Integrating Technology into Evaluation
Linda Raftree, BA in Anthropology
Founder
MERL Tech, New York, United States
Kerry Bruce, DrPH (she/her/hers)
CEO
North End Consulting, United States
Paul Jasper, PhD (he/him/his)
Senior Consultant - Research & Evaluation
Oxford Policy Management, United Kingdom
Stephanie Coker, MPA; BA in Political Science and Government
Senior Manager, Strategic Learning and Evaluation
CVS Health
New York, New York, United States
Location: Room 104
Abstract Information: The session will posit that AI Language Models bring incredible opportunities to scale qualitative analysis to tell powerful and representative stories of social change, but that biases, opacity of coding, and rules orienting AI software and tools make them imperfect at best and dangerous at worst. Before moving into breakout groups, discussants will provide a brief overview of the basics of the newest AI language models, how they work, and offer advice and caution to evaluators on applying these models to their work. Discussants will orient session participants on popular Large Language Model (LLM) tools (e.g. ChatGPT, Bard, LLaMa) and relevant applications (e.g. sentiment analysis, theme identification and aggregation in qualitative data) of AI Language Models in the field of monitoring, evaluation, and learning. After brief remarks from the discussants, we will draw on attendees’ insights and experiences to reflect on the risks and opportunities for applying AI language models to evaluation practice and evidence-informed storytelling. Breakout groups will cover key questions like ‘what are the best uses for LLMs in evaluation?’, ‘what are the key challenges with LLM for evaluation?’, and ‘how can evaluators address ethical issues of LLMs?’. Groups will share back key insights in plenary before hearing final remarks from the discussants. Much of the session will borrow from the early lessons and explorations of a cross-regional, multidisciplinary, 200+ member-strong Community of Practice working to understand the needs, opportunities, and risks of emerging types of machine learning and AI language models in evaluation practice.
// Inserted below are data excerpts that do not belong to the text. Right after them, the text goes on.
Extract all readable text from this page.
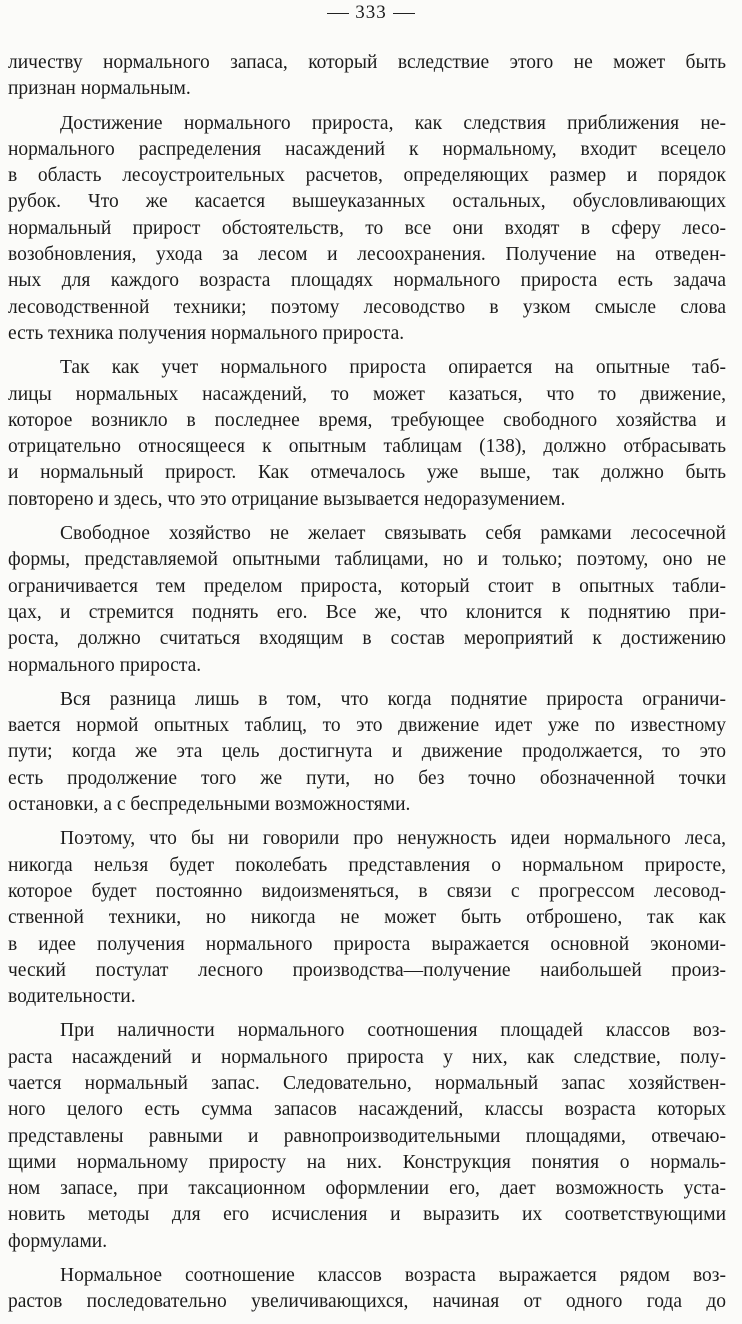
333
личеству нормального запаса, который вследствие этого не может быть
признан нормальным.
Достижение нормального прироста, как следствия приближения не-
нормального распределения насаждений к нормальному, входит всецело
в область лесоустроительных расчетов, определяющих размер и порядок
рубок. Что же касается вышеуказанных остальных, обусловливающих
нормальный прирост обстоятельств, то все они входят в сферу лесо-
возобновления, ухода за лесом и лесоохранения. Получение на отведен-
ных для каждого возраста площадях нормального прироста есть задача
лесоводственной техники; поэтому лесоводство в узком смысле слова
есть техника получения нормального прироста.
Так как учет нормального прироста опирается на опытные таб-
лицы нормальных насаждений, то может казаться, что то движение,
которое возникло в последнее время, требующее свободного хозяйства и
отрицательно относящееся к опытным таблицам (138), должно отбрасывать
и нормальный прирост. Как отмечалось уже выше, так должно быть
повторено и здесь, что это отрицание вызывается недоразумением.
Свободное хозяйство не желает связывать себя рамками лесосечной
формы, представляемой опытными таблицами, но и только; поэтому, оно не
ограничивается тем пределом прироста, который стоит в опытных табли-
цах, и стремится поднять его. Все же, что клонится к поднятию при-
роста, должно считаться входящим в состав мероприятий к достижению
нормального прироста.
Вся разница лишь в том, что когда поднятие прироста ограничи-
вается нормой опытных таблиц, то это движение идет уже по известному
пути; когда же эта цель достигнута и движение продолжается, то это
есть продолжение того же пути, но без точно обозначенной точки
остановки, а с беспредельными возможностями.
Поэтому, что бы ни говорили про ненужность идеи нормального леса,
никогда нельзя будет поколебать представления о нормальном приросте,
которое будет постоянно видоизменяться, в связи с прогрессом лесовод-
ственной техники, но никогда не может быть отброшено, так как
в идее получения нормального прироста выражается основной экономи-
ческий постулат лесного производства—получение наибольшей произ-
водительности.
При наличности нормального соотношения площадей классов воз-
раста насаждений и нормального прироста у них, как следствие, полу-
чается нормальный запас. Следовательно, нормальный запас хозяйствен-
ного целого есть сумма запасов насаждений, классы возраста которых
представлены равными и равнопроизводительными площадями, отвечаю-
щими нормальному приросту на них. Конструкция понятия о нормаль-
ном запасе, при таксационном оформлении его, дает возможность уста-
новить методы для его исчисления и выразить их соответствующими
формулами.
Нормальное соотношение классов возраста выражается рядом воз-
растов последовательно увеличивающихся, начиная от одного года до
Relevance Statement: Hundreds of thousands of evaluation reports are written every year, intending to document and review change and causal relationships across development, humanitarian, and human rights programs and projects. A typical evaluation report ranges from 35-80 pages with dozens more pages of appendices, and still often only reflects a fraction of the data and insights gathered over the course of the evaluation’s surveys, desk research, interviews, and/or focus groups. Evaluators often spend a huge amount of their time on processing, cleaning, and managing collected data, which cuts into time and budgets for translating findings into insights, prioritizing use of the findings, and telling powerful stories for change. Time and resource constraints also tend to limit whose voices and reflections end up included and highlighted in analyses. Until recently, most of the tools needed to make better use of this data have been expensive, clunky, and difficult for the average practitioner to use. With the emergence of AI language models -- and especially the launch of several consumer-facing tools-- these tools are becoming increasingly accessible, but limited formal efforts have taken shape to think about how to equip evaluators with new skills and capacities to deploy AI Language Models in service of evaluations to advance social change. This session will focus on early insights from evaluators and data scientists who are working together to advance the ethical application of AI Language Models for monitoring, evaluation, and learning.